To The Montreal Gazette (published 99/04/10) in response to a letter by Gordon Edwards (99/04/02), president of the Canadian Coalition for Nuclear Responsibility:


1999 April 10

To the Editor, The Montreal Gazette:

Gordon Edwards (Letters, April 2) advises Canadians to "ascertain the whole truth" about Canada's MOX (mixed uranium-oxide fuel) proposal, and then proceeds to provide half of it. The proposal itself - to dispose of tonnes of surplus weapons plutonium by extracting energy from it safely in CANDU reactors - is at the conceptual stage, but Mr. Edwards would have us believe that the deal is done.

If and when the former Cold War belligerents eventually ask us to dispose of some of their plutonium, public consultation will take place by the usual processes. I hope the members of the Canada's "Nix MOX" campaign, who hope to destroy the initiative here and now, take heed.

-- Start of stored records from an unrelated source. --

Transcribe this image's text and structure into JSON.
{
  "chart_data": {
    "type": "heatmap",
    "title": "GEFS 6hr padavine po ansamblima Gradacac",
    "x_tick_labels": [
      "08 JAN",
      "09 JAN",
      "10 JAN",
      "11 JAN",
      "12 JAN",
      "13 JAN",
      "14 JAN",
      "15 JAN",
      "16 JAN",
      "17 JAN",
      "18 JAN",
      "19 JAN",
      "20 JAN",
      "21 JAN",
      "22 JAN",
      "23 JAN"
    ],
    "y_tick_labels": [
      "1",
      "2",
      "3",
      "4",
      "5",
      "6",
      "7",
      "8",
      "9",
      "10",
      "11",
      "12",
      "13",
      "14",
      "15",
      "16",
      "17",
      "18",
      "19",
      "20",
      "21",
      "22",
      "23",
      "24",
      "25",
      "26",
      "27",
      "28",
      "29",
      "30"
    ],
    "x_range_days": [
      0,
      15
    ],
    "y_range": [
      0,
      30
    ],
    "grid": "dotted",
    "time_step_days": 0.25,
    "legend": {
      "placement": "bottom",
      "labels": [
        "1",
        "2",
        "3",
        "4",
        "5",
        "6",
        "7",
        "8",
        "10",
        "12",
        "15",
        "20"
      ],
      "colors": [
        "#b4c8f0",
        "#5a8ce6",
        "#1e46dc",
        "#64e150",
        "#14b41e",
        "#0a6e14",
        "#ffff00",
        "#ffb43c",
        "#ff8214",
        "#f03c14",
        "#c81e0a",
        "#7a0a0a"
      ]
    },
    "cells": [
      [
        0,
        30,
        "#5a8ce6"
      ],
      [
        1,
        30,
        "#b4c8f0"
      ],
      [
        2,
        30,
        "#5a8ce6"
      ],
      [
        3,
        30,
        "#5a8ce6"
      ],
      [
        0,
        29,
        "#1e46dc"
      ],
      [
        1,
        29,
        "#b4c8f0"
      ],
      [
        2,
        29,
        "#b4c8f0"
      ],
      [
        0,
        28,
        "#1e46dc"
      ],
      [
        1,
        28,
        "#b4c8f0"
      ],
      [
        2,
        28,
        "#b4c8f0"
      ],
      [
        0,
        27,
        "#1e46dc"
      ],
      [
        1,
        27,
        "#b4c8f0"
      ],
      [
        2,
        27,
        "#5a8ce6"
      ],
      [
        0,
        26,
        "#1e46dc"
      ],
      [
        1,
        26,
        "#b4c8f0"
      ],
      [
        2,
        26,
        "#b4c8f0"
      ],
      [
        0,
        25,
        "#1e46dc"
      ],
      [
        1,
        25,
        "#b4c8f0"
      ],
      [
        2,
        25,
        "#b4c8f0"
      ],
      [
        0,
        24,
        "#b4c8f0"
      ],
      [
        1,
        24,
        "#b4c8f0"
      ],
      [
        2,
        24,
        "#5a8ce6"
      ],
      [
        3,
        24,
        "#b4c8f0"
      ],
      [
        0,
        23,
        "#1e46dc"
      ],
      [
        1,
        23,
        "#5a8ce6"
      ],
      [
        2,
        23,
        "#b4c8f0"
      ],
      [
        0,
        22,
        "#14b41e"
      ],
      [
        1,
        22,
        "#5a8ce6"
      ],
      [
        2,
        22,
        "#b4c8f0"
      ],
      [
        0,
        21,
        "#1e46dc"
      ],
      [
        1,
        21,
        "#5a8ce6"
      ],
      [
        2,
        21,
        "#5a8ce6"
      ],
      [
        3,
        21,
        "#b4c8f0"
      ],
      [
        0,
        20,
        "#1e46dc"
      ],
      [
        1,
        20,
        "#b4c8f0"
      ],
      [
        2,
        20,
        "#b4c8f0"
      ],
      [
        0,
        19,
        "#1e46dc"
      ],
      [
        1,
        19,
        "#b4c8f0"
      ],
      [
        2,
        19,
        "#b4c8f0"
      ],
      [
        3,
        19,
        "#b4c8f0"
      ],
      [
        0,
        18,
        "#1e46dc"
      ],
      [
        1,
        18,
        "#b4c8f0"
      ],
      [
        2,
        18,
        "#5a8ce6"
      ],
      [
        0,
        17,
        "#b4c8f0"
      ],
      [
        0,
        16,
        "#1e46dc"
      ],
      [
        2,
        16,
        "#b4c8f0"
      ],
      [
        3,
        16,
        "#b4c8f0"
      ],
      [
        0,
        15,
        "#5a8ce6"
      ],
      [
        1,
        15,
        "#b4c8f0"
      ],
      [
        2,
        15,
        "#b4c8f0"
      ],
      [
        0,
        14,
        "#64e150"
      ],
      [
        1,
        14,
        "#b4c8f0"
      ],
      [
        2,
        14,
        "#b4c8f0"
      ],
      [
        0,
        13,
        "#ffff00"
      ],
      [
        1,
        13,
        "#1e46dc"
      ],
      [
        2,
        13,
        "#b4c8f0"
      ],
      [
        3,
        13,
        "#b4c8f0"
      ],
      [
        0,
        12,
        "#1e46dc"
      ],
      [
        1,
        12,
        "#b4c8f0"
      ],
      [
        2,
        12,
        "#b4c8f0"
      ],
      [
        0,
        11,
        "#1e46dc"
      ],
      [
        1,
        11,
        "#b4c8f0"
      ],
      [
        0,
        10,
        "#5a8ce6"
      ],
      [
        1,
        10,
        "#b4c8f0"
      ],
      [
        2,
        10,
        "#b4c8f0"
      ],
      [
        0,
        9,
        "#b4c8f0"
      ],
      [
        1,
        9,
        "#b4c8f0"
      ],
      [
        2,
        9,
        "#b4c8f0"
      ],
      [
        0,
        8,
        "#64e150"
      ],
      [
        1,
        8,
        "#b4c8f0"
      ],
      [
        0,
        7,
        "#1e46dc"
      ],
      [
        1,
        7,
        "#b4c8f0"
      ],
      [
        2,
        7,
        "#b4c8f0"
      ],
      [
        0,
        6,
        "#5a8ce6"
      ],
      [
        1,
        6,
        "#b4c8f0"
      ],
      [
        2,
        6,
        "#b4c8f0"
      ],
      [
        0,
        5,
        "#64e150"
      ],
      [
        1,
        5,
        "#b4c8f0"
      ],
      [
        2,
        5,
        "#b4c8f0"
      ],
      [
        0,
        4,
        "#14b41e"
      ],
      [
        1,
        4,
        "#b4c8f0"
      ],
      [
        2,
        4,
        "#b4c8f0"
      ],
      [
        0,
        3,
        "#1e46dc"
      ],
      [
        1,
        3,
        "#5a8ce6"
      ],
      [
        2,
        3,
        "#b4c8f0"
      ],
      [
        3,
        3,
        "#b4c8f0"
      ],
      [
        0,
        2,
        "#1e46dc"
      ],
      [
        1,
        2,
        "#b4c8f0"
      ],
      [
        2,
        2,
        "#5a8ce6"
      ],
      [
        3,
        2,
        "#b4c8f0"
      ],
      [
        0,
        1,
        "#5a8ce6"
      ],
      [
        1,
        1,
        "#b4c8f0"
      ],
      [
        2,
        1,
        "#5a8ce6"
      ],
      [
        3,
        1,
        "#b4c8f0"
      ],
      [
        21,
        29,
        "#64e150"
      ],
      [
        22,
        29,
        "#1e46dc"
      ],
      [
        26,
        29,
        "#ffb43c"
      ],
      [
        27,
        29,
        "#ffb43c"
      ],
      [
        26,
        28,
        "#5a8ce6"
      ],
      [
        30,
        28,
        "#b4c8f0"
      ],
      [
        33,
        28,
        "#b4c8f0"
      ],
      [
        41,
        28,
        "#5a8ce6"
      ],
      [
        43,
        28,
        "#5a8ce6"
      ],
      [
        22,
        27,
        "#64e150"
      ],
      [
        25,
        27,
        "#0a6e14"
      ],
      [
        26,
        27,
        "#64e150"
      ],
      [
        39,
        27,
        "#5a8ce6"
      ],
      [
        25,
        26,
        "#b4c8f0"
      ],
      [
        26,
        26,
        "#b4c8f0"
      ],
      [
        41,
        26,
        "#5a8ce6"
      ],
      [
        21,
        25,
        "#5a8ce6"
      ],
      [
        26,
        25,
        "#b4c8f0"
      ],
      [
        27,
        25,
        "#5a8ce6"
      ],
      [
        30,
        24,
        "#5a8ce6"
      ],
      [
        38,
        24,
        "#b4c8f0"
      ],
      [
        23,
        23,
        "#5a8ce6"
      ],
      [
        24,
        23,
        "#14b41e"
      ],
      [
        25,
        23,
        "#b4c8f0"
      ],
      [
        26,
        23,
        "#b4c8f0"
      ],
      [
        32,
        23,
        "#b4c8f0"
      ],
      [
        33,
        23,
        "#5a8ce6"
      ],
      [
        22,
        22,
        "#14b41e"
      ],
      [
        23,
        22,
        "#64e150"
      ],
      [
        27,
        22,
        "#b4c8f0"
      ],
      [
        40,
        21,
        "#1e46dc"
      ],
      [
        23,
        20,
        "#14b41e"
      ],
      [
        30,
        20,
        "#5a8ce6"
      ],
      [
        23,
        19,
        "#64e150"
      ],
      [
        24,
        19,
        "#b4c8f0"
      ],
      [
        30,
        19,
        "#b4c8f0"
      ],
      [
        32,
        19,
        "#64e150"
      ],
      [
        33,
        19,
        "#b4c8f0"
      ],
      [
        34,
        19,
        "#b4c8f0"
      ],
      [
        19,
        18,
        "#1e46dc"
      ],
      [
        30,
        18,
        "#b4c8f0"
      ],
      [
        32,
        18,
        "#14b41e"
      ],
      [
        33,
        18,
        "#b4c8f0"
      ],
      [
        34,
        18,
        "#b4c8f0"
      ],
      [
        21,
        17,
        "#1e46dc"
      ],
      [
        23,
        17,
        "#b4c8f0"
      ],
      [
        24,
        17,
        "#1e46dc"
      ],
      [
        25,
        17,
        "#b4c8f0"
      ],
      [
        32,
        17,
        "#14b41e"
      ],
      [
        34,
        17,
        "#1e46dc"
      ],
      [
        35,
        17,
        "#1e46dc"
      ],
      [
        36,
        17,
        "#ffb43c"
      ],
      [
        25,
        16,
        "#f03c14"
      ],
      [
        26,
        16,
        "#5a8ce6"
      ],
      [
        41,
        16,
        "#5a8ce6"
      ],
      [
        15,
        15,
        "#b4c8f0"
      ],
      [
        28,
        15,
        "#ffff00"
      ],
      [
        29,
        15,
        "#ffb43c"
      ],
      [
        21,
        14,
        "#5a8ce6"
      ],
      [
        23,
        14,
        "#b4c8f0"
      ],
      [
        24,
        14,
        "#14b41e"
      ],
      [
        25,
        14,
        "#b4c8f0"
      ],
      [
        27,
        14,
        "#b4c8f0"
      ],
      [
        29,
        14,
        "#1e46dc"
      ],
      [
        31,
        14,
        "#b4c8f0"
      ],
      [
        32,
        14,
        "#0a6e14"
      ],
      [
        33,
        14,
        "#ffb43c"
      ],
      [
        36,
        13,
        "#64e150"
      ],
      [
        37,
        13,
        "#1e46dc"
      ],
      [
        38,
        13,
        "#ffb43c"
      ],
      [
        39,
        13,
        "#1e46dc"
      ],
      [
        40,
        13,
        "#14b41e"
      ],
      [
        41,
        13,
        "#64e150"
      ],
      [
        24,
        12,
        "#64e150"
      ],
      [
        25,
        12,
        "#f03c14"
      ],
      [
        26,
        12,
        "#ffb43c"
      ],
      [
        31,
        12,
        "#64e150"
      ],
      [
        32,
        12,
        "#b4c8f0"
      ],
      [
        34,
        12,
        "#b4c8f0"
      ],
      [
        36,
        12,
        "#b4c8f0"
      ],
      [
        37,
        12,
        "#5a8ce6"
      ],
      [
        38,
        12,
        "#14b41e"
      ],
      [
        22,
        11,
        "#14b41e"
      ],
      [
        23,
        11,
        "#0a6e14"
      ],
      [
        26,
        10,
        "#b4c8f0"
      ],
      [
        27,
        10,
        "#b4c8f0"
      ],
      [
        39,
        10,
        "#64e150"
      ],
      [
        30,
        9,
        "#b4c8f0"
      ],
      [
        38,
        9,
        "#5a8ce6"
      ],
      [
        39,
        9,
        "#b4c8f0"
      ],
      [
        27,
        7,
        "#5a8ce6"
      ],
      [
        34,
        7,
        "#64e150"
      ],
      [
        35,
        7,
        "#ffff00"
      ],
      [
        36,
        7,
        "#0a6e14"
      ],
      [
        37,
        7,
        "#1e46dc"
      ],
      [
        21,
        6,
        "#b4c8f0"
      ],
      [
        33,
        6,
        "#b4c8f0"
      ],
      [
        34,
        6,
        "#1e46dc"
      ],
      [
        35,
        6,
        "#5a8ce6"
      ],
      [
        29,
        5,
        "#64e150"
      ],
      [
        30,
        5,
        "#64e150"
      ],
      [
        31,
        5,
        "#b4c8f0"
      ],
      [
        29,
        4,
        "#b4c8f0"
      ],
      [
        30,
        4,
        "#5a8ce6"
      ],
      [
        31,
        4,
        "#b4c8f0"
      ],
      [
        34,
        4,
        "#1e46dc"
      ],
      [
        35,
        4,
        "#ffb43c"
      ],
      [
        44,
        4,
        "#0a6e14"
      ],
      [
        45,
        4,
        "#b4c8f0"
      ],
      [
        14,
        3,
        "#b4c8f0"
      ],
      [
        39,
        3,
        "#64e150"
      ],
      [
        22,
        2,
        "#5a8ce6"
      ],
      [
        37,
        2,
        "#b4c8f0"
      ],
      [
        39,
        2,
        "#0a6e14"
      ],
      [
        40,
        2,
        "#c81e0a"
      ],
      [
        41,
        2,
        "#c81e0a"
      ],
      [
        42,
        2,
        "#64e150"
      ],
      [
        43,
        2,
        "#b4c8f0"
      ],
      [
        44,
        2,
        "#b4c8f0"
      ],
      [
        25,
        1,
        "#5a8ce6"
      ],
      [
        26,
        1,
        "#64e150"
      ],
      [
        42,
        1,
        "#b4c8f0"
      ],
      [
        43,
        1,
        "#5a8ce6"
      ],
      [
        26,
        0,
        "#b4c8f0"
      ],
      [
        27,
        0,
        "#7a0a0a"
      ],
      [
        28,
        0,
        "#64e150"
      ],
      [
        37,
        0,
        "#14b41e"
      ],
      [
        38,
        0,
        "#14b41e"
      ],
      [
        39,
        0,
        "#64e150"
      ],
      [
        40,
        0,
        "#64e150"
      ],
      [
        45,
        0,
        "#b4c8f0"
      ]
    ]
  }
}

In fact, Canadians have been deriving energy from plutonium for almost 40 years - about as much as we have been deriving from uranium.

Plutonium is created naturally in a nuclear reactor, and contributes enormously to the total energy production. What plutonium survives is locked within the spent fuel, diluted and inefficient for military use. Management of spent nuclear fuel is common practice, and an ultimate disposal technology exists that a federal environmental review panel recently found to be safe, albeit lacking in public support. The MOX proposal is simply to replicate this process, but with the substitution of small amounts (about 2 per cent) of weapons plutonium.

The product would be similar to regular spent CANDU fuel, and would be highly proliferation-resistant. Mr. Edwards refers to the relevant U.S. National Academy of Sciences study, but neglects to point out that this respected source recommended the reactor approach as one of two parallel strategies to the U.S. government, a recommendation ultimately accepted.

The other approach, which Mr. Edwards supports but does not mention, is to mix the weapons plutonium with radioactive material and store it for thousands of years. This method also increases proliferation resistance, but lacks a reactor's ability to both destroy plutonium and denature the remainder beyond military effectiveness. There are pros and cons to both approaches, but I fail to see how an objective appraisal could condemn one over the other, as Mr. Edwards has done.

Finally, what benefit would this offer to Canadians? Beyond the normal benefits of having nuclear power in their energy mix - billions of tonnes of greenhouse gases avoided, reduced air pollution, preservation of dwindling oil and gas resources, and thousands of jobs in a world-leading Canadian high-tech industry - Canadians would be providing neutral-territory disposition of some of this world's nuclear weapons. As an employee of Atomic Energy of Canada Ltd. and as a Canadian citizen, I am proud that CANDU technology could play such a role in the global disarmament effort.